Re: RDF-ISSUE-25 (Deprecate Reification): Should we deprecate (RDF 2004) reification? [Cleanup tasks] from Richard Cyganiak on 2011-04-08 (public-rdf-wg@w3.org from April 2011)

From: Richard Cyganiak <richard@cyganiak.de>
Date: Fri, 8 Apr 2011 20:12:24 +0100
To: Sandro Hawke <sandro@w3.org>
Cc: Ivan Herman <ivan@w3.org>, Eric Prud'hommeaux <eric@w3.org>, David Wood <dpw@talis.com>, RDF Working Group WG <public-rdf-wg@w3.org>
Message-Id: <951D5E0B-7C07-4934-B992-E316F6339A3A@cyganiak.de>

Sandro,

I am sorry but I will not respond to the substance of this message.

There was a survey whose results you know well. A charter was written up. It says that the WG must standardize the multigraph stuff, and that it must deprecate (whatever that means) reification.

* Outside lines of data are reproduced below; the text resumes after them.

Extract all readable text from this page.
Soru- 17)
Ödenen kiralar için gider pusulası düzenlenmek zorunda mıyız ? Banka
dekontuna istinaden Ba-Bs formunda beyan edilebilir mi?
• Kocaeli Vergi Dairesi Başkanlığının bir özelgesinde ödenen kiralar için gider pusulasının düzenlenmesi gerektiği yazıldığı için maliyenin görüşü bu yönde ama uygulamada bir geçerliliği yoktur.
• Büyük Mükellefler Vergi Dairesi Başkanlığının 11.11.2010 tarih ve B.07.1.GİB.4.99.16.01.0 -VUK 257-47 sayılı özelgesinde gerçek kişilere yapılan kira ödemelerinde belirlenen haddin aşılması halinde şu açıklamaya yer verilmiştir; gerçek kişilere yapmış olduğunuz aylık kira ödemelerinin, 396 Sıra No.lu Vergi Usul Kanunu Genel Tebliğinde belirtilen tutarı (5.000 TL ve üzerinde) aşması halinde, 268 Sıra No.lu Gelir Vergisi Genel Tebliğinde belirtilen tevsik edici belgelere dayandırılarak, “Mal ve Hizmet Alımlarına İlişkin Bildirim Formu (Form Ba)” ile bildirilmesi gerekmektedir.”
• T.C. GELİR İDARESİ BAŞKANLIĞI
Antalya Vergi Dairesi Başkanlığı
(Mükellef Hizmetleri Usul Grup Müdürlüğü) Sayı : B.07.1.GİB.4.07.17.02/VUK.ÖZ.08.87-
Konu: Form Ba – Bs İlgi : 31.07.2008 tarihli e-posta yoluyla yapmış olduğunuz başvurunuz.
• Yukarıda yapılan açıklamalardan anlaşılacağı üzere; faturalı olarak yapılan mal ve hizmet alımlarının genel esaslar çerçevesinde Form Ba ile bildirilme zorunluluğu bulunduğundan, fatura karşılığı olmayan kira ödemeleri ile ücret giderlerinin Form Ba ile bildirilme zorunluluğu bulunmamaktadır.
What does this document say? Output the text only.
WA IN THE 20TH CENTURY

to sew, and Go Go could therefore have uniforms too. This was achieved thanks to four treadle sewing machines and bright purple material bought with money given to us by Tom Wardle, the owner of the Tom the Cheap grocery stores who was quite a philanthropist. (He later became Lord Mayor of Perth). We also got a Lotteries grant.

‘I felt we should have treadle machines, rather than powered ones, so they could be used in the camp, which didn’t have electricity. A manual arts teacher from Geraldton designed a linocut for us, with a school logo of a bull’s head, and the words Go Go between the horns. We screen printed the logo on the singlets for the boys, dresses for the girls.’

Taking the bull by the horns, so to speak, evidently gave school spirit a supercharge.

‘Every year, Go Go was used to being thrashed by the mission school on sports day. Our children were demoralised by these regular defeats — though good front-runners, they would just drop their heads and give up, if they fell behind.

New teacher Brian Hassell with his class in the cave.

Now you are suggesting that reification could be the way to address the multigraph stuff. I find this perverse and strongly object to the proposal. I think discussing it at all is a waste of working group resources.

Richard


On 8 Apr 2011, at 19:04, Sandro Hawke wrote:

> On Fri, 2011-04-08 at 11:02 +0100, Richard Cyganiak wrote:
>> On 8 Apr 2011, at 05:42, Sandro Hawke wrote:
>>> <u1> { <a> <b> 1, 2 }
>>> <u2> { <a> <c> 3, 4 }
>>> 
>>> would be:
>>> 
>>> <u1> eg:hasTriple [ rdf:subject <a>; rdf:predicate <b>; rdf:object 1 ],
>>>                 [ rdf:subject <a>; rdf:predicate <b>; rdf:object 2 ].
>>> 
>>> <u2> eg:hasTriple [ rdf:subject <a>; rdf:predicate <c>; rdf:object 3 ],
>>>                 [ rdf:subject <a>; rdf:predicate <c>; rdf:object 4 ].
>>> 
>>> So, why do SPARQL folks prefer TriG and N-Quads to these forms?  I don't
>>> know.    
>> 
>> The second is about five times more verbose. 
> 
> I'm not sure what you mean by "the second", but yes, these forms *feel*
> verbose.    But are they?
> 
> Compared to TriG, these forms use about 10 bytes more per graph and
> about 45 bytes more per triple.   I expect when gzip'd those numbers
> would drop to about 2 bytes and 5 bytes.   Probably not a big deal.
> 
> If you're storing the reified graphs in a g-box, then yes, you have a
> ~5x expansion of the original graphs, but is that a fair comparison?
> With the other approaches, you CAN'T store the result in a g-box.  So
> this is comparing apples to ... empty space.
> 
>> It is unsuitable for hand-writing.
> 
> Agreed, much like N-Triples or N-Quads.   Or RDFa or RDF/XML. 
> 
>> To be even remotely readable and efficiently processable, it relies on something that is not significant in RDF: order of statements.
> 
> I don't agree with your characterization here.   This only depends on
> the ordering of statements the way lots of RDF data which serializes
> objects does -- if the parser hands you the triples with good locality,
> the data can be streamed; otherwise it must be buffered or queried.
> 
>> It is brittle because it raises the question of what to do with incomplete reified triples. 
> 
> It seems to me this is just like with any other error or omission in
> the inputs.  You can ignore it, ask a human for help, or whatever, as
> appropriate to your situation.    The semantics are clear enough: some
> graph has some triples, but you haven't been told exactly what they are.
> 
>> Its verbosity explodes exponentially when one wants to say that Alice said that Bob said that Charlie said something.
> 
> I don't think so.   
> 
> How would you do this in TriG, which also doesn't support nesting?
> Something like this:
> 
> <Alice> said <AlicesClaim>.
> <AlicesClaim> { <Bob> said <BobsClaim> }
> <BobsClaim>  {<Charlie> said <CharliesClaim> } 
> 
> That structure translates exactly to what I'm describing above, with
> just the constant-factor expansion.
> 
>>> If you put that into N-Triples and sort it by predicate, performing the import is going to
>>> require holding the entire structure in memory.  But a valid response might be, "don't do that".
>> 
>> "Don't do that" is not a practical response. The order of statements is not significant in RDF, and not maintained by many systems.
> 
> I disagree that it's not a practical response.   The point here is that
> if you want to convey a multi-graph dataset in a format which allows it
> to be parsed with constant memory and linear time, you will need to pay
> attention to the order in which triples occur in that serialization.
> And what you have to do is exactly what you have to do in serializing
> turtle to avoid extraneous node ids -- using [] and () whenever possible
> -- it's not a new or special or obscure thing.
> 
> This approach has the feature that you *can* store your multi-graph
> dataset in a single graph, but that doesn't mean you ever have to do
> that.  Just as you parse TriG with a special parser and load the data
> into a quad-store, if you're doing serious multi-graph work, you would
> presumably keep using a special parsing system and special store, for
> efficiency, even though with this approach you don't really have to.
> 
>    -- Sandro (who can't believe he's defending RDF reification...)
> 
>

Received on Friday, 8 April 2011 19:12:54 UTC